Fixed asset investments (other than joint ventures and associates which are discussed in note ii) are stated at cost less provision for any impairment.

xii Current asset investments


Current asset investments are stated at the lower of cost and market value. These are included as liquid resources within the cash flow statement.

xiii Stocks


Plant spares, operating stocks of fuel and consumables are valued at the lower of cost and net realisable value. These are included as current assets.

xiv Deferred taxation


Deferred taxation is provided on timing differences, arising from the different treatment for accounts and taxation purposes of transactions and events recognised in the financial statements of the current year and previous years. Deferred taxation is calculated at the rates at which it is estimated that tax will arise. Deferred tax assets and liabilities are not discounted.

xv Hedging and financial instruments


The Group uses a range of derivative instruments, including interest rate swaps, options, energy-based futures contracts and foreign exchange contracts and swaps. Derivative instruments are used for hedging purposes, apart from energy-based futures contracts, some of which are used for proprietary trading purposes. Interest differentials on derivative instruments are charged to the profit and loss account as interest costs in the period to which they relate. Accounting for foreign currency transactions is described in the foreign exchange policy in note vi. Changes in the market value of futures trading contracts are reflected in the profit and loss account in the period in which the change occurs.
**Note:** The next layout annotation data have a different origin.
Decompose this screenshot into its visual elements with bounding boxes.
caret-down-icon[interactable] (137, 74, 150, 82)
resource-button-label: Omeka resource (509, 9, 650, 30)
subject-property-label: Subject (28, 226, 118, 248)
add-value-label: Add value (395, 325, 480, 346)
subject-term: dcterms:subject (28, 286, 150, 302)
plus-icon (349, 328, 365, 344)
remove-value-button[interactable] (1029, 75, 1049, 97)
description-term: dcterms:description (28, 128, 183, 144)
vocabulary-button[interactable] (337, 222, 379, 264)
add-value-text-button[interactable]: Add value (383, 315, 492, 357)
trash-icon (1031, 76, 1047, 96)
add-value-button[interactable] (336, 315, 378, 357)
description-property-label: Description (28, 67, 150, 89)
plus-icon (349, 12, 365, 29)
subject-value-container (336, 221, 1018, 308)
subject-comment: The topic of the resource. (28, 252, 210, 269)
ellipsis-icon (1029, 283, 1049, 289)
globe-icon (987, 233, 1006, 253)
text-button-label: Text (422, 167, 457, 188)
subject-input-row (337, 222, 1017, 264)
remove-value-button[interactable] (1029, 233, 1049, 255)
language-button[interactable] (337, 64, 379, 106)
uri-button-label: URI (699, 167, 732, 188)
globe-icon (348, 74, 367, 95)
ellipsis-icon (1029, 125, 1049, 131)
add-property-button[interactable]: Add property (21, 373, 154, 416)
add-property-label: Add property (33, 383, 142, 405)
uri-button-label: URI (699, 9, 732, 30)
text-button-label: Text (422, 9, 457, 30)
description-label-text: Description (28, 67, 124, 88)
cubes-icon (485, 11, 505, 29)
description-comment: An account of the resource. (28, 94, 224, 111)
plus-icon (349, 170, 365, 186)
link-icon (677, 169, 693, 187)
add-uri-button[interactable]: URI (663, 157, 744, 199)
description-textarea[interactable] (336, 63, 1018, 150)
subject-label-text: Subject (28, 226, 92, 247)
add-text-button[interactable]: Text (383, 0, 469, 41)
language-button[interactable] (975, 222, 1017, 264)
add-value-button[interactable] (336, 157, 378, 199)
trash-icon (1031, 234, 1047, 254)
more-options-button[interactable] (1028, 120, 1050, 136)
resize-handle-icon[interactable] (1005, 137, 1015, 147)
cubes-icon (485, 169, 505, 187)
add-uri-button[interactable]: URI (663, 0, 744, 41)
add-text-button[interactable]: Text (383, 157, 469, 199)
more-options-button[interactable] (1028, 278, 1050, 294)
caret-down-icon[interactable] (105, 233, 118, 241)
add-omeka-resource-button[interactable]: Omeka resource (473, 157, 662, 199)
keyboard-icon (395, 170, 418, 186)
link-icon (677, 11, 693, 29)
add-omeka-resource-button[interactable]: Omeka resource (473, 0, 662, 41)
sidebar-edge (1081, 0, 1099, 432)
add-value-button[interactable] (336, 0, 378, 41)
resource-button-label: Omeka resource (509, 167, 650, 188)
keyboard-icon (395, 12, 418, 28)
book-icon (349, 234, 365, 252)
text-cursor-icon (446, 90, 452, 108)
Energy-based futures contracts used for proprietary trading purposes are marked to market using externally derived market prices and subsequent movements in the fair value reflected through the profit and loss account. This is not in accordance with the general provisions of Schedule 4 of the Companies Act 1985, which requires that these contracts be stated at the lower of cost and net realisable value or that, if revalued, any revaluation difference be taken to a revaluation reserve. However, the Directors consider that these requirements would fail to provide a true and fair view of the results for the year since the marketability of energy trading contracts enables decisions to be taken continually on whether to hold or sell them. Accordingly the measurement of profit in any period is properly made by reference to market values. The effect of the departure on the financial statements is to increase the profit for the year by £1 million (2003: reduce the loss for the year by £1 million) and increase the net assets at 31 December 2004 by £3 million (2003: decrease net assets by £4 million).

xvi Debt instruments


New borrowings are stated at net proceeds received after deduction of issue costs. The issue costs of debt instruments are charged to the profit and loss account over the life of the instrument at a constant rate of return on the carrying amount.

xvii New accounting standards UITF Abstract 38 Accounting for ESOP Trusts


This standard requires the assets and liabilities of the Group's ESOP trust to be recognised in the Group's financial statements where there is de facto control of those assets and liabilities. The Company's own shares held by the ESOP trust should be deducted from shareholders' funds until they vest unconditionally with employees. Prior to adoption of UITF 38, the Company's own shares held by the ESOP trust were recognised as an asset on the balance sheet at the lower of cost and estimated net realisable value. The new standard is effective for periods ending on or after 22 June 2004. All primary statements and notes to the accounts have been restated accordingly.

Compliance with UITF 38 has reduced the 2003 investments and shareholders' funds by £2 million (2002: nil). The net profit for 2004 and 2003 was not materially affected.